Full infrastructure bootstrap for a brand-new OpenShift cluster.

Read distill.config.yaml to get cluster.namespace, cluster.s3_access_key, cluster.s3_secret_key, and teacher.model.

Execute these steps IN ORDER. Each oc apply is idempotent so re-running is safe. For every manifest, first replace NAMESPACE_PLACEHOLDER and sridharproject with the namespace from config using sed.

NS=$(yq '.cluster.namespace' distill.config.yaml)

Step 1 -- Create the namespace (if it does not exist)

oc new-project "$NS" 2>/dev/null || oc project "$NS"

Step 2 -- S3 Secret + ServiceAccount (KServe needs this)

sed "s/sridharproject/$NS/g" rhoai/00-s3-secret.yaml | oc apply -f -

Step 3 -- MinIO (S3-compatible object store)

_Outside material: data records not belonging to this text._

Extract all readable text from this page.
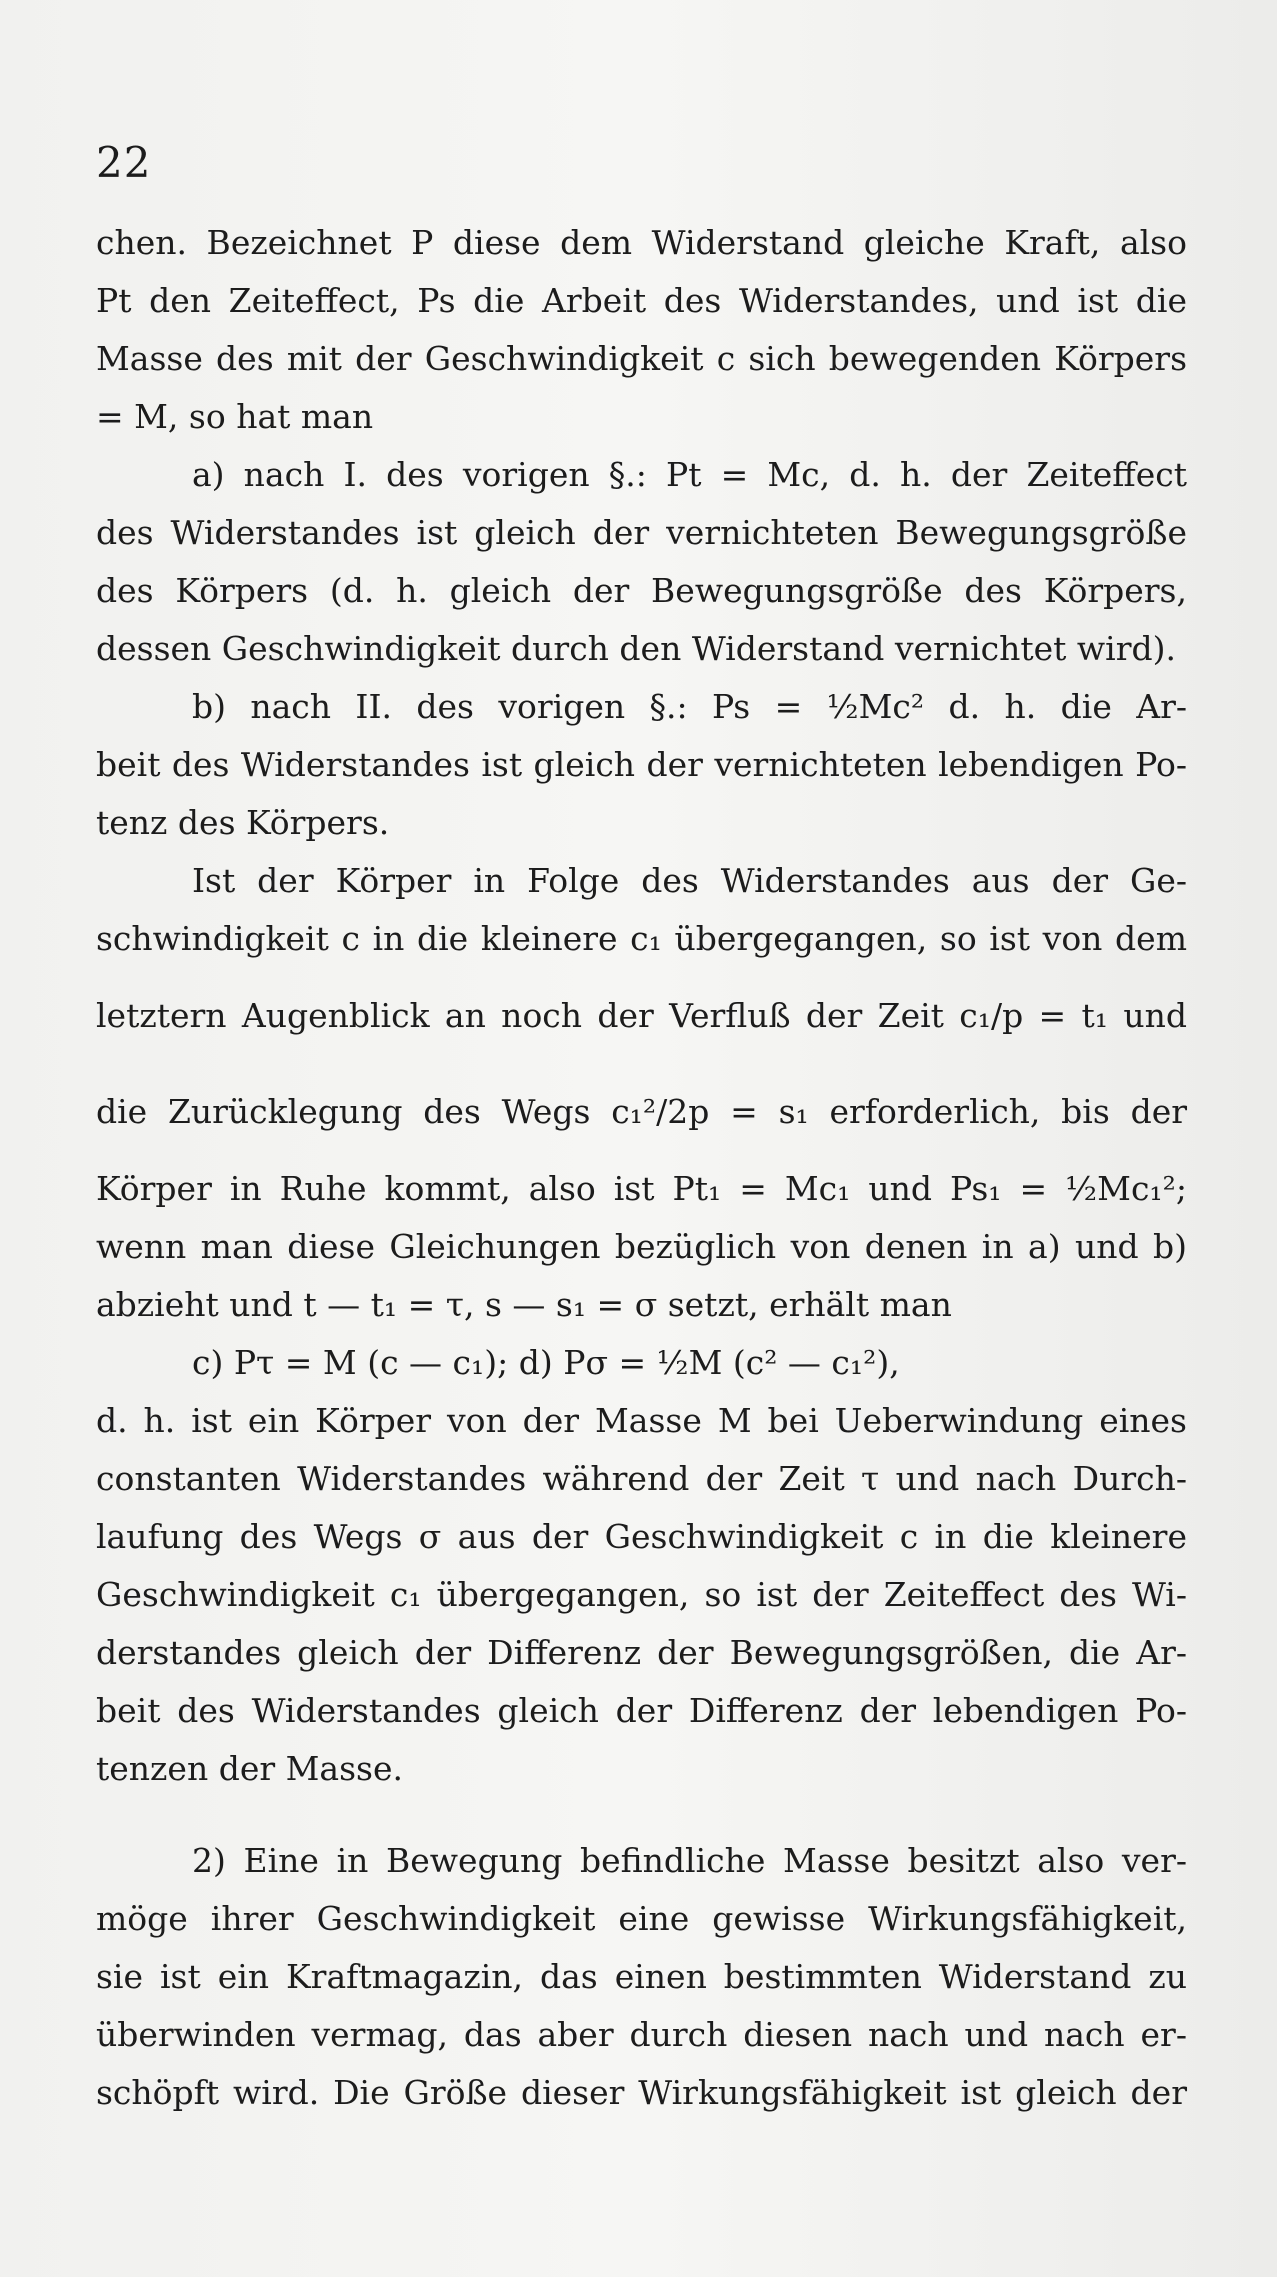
22
chen. Bezeichnet P diese dem Widerstand gleiche Kraft, also
Pt den Zeiteffect, Ps die Arbeit des Widerstandes, und ist die
Masse des mit der Geschwindigkeit c sich bewegenden Körpers
= M, so hat man
a) nach I. des vorigen §.: Pt = Mc, d. h. der Zeiteffect
des Widerstandes ist gleich der vernichteten Bewegungsgröße
des Körpers (d. h. gleich der Bewegungsgröße des Körpers,
dessen Geschwindigkeit durch den Widerstand vernichtet wird).
b) nach II. des vorigen §.: Ps = ½Mc² d. h. die Ar-
beit des Widerstandes ist gleich der vernichteten lebendigen Po-
tenz des Körpers.
Ist der Körper in Folge des Widerstandes aus der Ge-
schwindigkeit c in die kleinere c₁ übergegangen, so ist von dem
letztern Augenblick an noch der Verfluß der Zeit c₁/p = t₁ und
die Zurücklegung des Wegs c₁²/2p = s₁ erforderlich, bis der
Körper in Ruhe kommt, also ist Pt₁ = Mc₁ und Ps₁ = ½Mc₁²;
wenn man diese Gleichungen bezüglich von denen in a) und b)
abzieht und t — t₁ = τ, s — s₁ = σ setzt, erhält man
c) Pτ = M (c — c₁); d) Pσ = ½M (c² — c₁²),
d. h. ist ein Körper von der Masse M bei Ueberwindung eines
constanten Widerstandes während der Zeit τ und nach Durch-
laufung des Wegs σ aus der Geschwindigkeit c in die kleinere
Geschwindigkeit c₁ übergegangen, so ist der Zeiteffect des Wi-
derstandes gleich der Differenz der Bewegungsgrößen, die Ar-
beit des Widerstandes gleich der Differenz der lebendigen Po-
tenzen der Masse.
2) Eine in Bewegung befindliche Masse besitzt also ver-
möge ihrer Geschwindigkeit eine gewisse Wirkungsfähigkeit,
sie ist ein Kraftmagazin, das einen bestimmten Widerstand zu
überwinden vermag, das aber durch diesen nach und nach er-
schöpft wird. Die Größe dieser Wirkungsfähigkeit ist gleich der
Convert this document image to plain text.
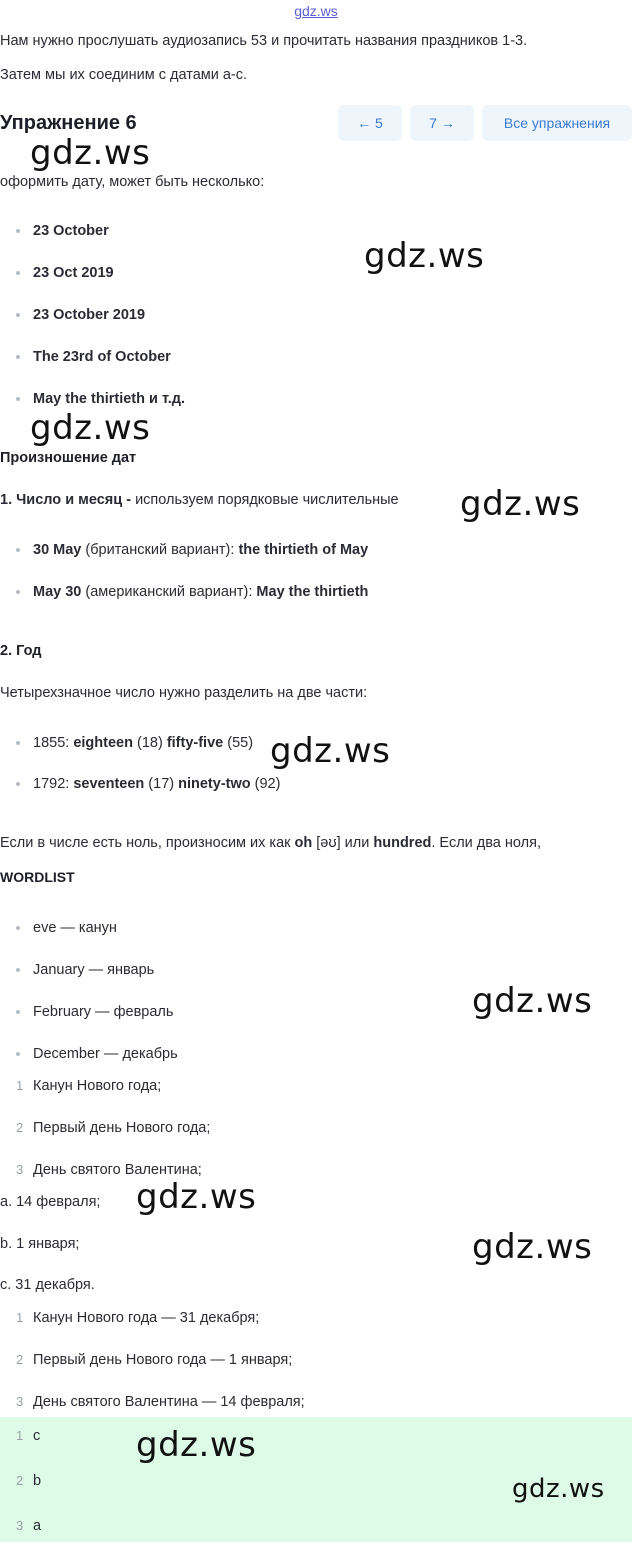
gdz.ws
Нам нужно прослушать аудиозапись 53 и прочитать названия праздников 1-3.
Затем мы их соединим с датами a-c.
Упражнение 6	← 5	7 →	Все упражнения
оформить дату, может быть несколько:
23 October
23 Oct 2019
23 October 2019
The 23rd of October
May the thirtieth и т.д.
Произношение дат
1. Число и месяц - используем порядковые числительные
30 May (британский вариант): the thirtieth of May
May 30 (американский вариант): May the thirtieth
2. Год
Четырехзначное число нужно разделить на две части:
1855: eighteen (18) fifty-five (55)
1792: seventeen (17) ninety-two (92)
Если в числе есть ноль, произносим их как oh [əʊ] или hundred. Если два ноля,
WORDLIST
eve — канун
January — январь
February — февраль
December — декабрь
1 Канун Нового года;
2 Первый день Нового года;
3 День святого Валентина;
a. 14 февраля;
b. 1 января;
c. 31 декабря.
1 Канун Нового года — 31 декабря;
2 Первый день Нового года — 1 января;
3 День святого Валентина — 14 февраля;
1 c
2 b
3 a
gdz.ws
gdz.ws
gdz.ws
gdz.ws
gdz.ws
gdz.ws
gdz.ws
gdz.ws
gdz.ws
gdz.ws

sed "s/sridharproject/$NS/g" rhoai/05-minio.yaml | oc apply -f -
oc rollout status deploy/minio -n "$NS" --timeout=120s

Wait for MinIO to be ready, then create the required buckets:

MINIO_POD=$(oc get pod -n "$NS" -l app=minio -o jsonpath='{.items[0].metadata.name}')
oc exec "$MINIO_POD" -n "$NS" -- bash -c '
  for b in mlflow-artifacts sridhar-models; do
    mkdir -p /data/$b
  done
'

Step 4 -- MLflow (experiment tracking)

sed "s/sridharproject/$NS/g" rhoai/06-mlflow.yaml | oc apply -f -
oc rollout status deploy/mlflow -n "$NS" --timeout=120s

Step 5 -- Ollama (teacher LLM)

sed "s/NAMESPACE_PLACEHOLDER/$NS/g" rhoai/04-ollama.yaml | oc apply -f -
oc rollout status deploy/ollama -n "$NS" --timeout=300s

Pull the teacher model (this takes 5-15 min depending on GPU node):

OLLAMA_POD=$(oc get pod -n "$NS" -l app=ollama -o jsonpath='{.items[0].metadata.name}')
TEACHER_MODEL=$(yq '.teacher.model' distill.config.yaml)
oc exec "$OLLAMA_POD" -n "$NS" -- ollama pull "$TEACHER_MODEL"

Verify it loaded:

oc exec "$OLLAMA_POD" -n "$NS" -- ollama list

Step 6 -- KServe ServingRuntime + InferenceService

sed "s/sridharproject/$NS/g" rhoai/01-serving-runtime-vllm.yaml | oc apply -f -
sed "s/sridharproject/$NS/g" rhoai/02-inference-service-student.yaml | oc apply -f -

Note: The InferenceService will fail until a model is actually uploaded to MinIO. That happens during the first pipeline run. This is expected.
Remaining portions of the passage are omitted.